Il s’agit ici d’une estimation de l’écart et il a fallu poser certaines hypothèses. Ainsi, on a simplement multiplié la moyenne pondérée de l’écart cours acheteur/cours vendeur (un instantané des prix des sous-jacents à la fin d’avril 2019) par le taux de rotation des actifs du portefeuille. Ce dernier a été extrait du rapport de fin d’année 2018 de la plateforme SEDAR : «Management report of fund performance».
«Dans le cas de fonds communs de grandes capitalisations boursières au Canada et aux États-Unis, on constate que les coûts liés aux écarts cours acheteur/cours vendeur étaient très bas et oscillaient entre 4 et 10 points de base par année. C’était également le cas pour les fonds diversifiés contenant des titres liquides et ayant une faible rotation des actifs», observe Daniel Straus.
À l’opposé du spectre, pour des fonds de plus petites capitalisations, concentrés, contenant des titres moins liquides ou ayant des taux de rotation très élevés, ces coûts variaient entre 20 et 50 points de base annuellement. «La prime d’illiquidité dans certains marchés et secteurs pourrait dans certains cas procurer plus de rendement que ces coûts annuels puisque, théoriquement du moins, les investisseurs devraient être dédommagés pour le fait d’assumer du risque d’illiquidité à long terme», ajoute-t-il.
Daniel Straus reconnaît qu’on peut critiquer ces estimations de multiples façons. «Parfois, un haut taux de rotation des actifs provient essentiellement de la section très liquide du portefeuille où les écarts sont plus faibles, tandis que les titres peu liquides sont rarement remplacés. De même, certains gestionnaires utilisent les prix de clôture du marché pour réunir et compenser des achats et des ventes d’un même titre», indique-t-il.

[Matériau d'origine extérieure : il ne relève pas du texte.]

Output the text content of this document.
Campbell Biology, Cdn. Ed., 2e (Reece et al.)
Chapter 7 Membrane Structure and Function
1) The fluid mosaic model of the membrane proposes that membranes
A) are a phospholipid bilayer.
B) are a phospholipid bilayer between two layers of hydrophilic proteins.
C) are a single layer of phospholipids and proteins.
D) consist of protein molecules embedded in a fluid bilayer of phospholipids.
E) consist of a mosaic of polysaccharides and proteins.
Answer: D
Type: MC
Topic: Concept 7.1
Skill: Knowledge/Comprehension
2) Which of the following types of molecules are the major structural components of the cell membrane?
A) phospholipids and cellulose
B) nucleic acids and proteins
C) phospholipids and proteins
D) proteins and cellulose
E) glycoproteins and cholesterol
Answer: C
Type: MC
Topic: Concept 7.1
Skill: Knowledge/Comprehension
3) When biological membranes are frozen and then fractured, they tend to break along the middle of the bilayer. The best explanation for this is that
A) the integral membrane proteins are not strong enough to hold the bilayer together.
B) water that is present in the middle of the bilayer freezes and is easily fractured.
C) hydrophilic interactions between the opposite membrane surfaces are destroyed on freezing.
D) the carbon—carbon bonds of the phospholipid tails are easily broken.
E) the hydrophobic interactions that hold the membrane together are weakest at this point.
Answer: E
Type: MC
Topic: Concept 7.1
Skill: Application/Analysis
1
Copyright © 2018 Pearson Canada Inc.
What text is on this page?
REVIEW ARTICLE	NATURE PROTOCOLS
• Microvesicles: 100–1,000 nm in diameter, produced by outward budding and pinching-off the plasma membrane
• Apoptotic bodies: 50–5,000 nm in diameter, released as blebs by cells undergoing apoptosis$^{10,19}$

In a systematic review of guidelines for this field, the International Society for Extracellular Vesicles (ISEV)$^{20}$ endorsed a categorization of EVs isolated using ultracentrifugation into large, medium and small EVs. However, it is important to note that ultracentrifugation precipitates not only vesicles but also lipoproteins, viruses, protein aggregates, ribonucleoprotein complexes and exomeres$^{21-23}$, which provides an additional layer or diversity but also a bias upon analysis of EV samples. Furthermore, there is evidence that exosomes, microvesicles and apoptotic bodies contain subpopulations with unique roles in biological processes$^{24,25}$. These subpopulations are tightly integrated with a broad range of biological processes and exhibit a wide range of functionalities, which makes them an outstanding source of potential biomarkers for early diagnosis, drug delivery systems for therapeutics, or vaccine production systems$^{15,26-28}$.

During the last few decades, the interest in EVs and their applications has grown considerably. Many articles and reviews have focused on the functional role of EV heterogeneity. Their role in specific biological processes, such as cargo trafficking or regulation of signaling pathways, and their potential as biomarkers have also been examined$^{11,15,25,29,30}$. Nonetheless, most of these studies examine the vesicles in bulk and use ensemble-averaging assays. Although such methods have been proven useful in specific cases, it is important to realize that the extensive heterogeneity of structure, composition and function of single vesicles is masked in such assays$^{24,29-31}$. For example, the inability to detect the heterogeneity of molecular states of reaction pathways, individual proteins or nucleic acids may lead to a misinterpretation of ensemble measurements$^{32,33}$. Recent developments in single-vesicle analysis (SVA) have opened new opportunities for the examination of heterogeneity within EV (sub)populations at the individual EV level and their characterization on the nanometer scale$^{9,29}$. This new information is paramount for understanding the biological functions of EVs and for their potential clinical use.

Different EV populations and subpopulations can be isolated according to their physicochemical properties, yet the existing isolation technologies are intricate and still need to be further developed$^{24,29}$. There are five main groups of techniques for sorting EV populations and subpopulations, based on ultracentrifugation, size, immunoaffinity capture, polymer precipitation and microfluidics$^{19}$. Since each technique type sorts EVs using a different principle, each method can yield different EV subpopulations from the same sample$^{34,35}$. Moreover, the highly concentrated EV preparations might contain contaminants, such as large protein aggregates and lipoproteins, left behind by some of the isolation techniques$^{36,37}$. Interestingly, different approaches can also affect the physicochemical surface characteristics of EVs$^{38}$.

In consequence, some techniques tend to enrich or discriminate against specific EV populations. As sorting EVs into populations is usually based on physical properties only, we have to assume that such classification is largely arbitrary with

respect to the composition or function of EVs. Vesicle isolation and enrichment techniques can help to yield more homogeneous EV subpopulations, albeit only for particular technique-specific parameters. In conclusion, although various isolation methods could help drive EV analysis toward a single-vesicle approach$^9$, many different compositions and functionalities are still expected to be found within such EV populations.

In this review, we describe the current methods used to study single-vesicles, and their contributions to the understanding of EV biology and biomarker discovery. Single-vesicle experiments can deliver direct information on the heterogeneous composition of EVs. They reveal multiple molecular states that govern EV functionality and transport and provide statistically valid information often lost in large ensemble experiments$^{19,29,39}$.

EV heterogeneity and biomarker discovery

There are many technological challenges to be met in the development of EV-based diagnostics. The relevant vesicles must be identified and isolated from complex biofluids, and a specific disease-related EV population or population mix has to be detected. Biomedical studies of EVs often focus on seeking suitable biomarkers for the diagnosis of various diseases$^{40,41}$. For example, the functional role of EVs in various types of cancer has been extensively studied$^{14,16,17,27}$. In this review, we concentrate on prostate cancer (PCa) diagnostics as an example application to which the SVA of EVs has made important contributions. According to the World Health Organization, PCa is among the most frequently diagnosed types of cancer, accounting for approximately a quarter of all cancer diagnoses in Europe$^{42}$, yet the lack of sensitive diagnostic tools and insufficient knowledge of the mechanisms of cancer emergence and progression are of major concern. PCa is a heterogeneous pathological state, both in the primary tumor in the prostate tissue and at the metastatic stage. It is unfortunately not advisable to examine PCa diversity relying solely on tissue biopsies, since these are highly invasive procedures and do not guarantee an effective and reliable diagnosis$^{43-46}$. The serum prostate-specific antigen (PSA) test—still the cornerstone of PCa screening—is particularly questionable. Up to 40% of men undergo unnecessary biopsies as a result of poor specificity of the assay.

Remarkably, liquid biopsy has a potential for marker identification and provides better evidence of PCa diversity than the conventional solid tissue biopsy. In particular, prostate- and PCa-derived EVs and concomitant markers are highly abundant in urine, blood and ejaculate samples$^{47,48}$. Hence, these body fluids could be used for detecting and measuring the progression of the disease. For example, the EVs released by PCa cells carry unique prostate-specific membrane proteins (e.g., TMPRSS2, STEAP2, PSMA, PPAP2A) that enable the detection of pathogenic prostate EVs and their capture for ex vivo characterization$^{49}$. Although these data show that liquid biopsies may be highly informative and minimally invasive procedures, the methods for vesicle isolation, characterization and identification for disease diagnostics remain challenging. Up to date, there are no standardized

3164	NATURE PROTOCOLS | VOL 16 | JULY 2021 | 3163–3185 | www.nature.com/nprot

Soulignons que ces estimations ne tiennent pas seulement compte des écarts de cours lorsqu’un investisseur achète de nouvelles parts ou les revend. Elles incluent aussi le niveau d’activité du gestionnaire.
Un coût, vraiment ?
Cela dit, l’écart cours acheteur/cours vendeur constitue-t-il un coût en soi ? Non, selon l’Institut des fonds d’investissement du Canada (IFIC). «Cet écart n’est pas un coût, mais davantage une indication de marché par rapport au prix qu’un acheteur est prêt à payer pour acquérir un titre ou le prix qu’il est disposé à le vendre», affirme Minal Upadhyaya, conseillère juridique et vice-présidente, politiques, de l’IFIC.
«Les investisseurs ne paient pas réellement un écart cours acheteur/cours vendeur, mais vont plutôt obtenir un prix d’exercice qui va dépendre de plusieurs facteurs, y compris la qualité d’exécution du négociateur», ajoute-t-elle. Les courtiers qui négocient les transactions pour les investisseurs ont d’ailleurs l’obligation d’obtenir la meilleure qualité d’exécution possible, rappelle-t-elle.
Par ailleurs, un gestionnaire va souvent neutraliser les achats et les ventes dans son fonds en les appariant. De plus, s’il dispose d’un certain niveau d’encaisse, cela lui permet d’éviter de vendre des titres sous pression.
«Certains gestionnaires conservent un pourcentage de leurs actifs en liquidités, 2 % par exemple, afin de ne pas avoir à négocier les titres sous-jacents au fonds. Mais ce n’est pas sans conséquence, puisque cela peut engendrer des écarts de suivi [tracking error] par rapport à l’indice de référence», souligne Frédéric Viger.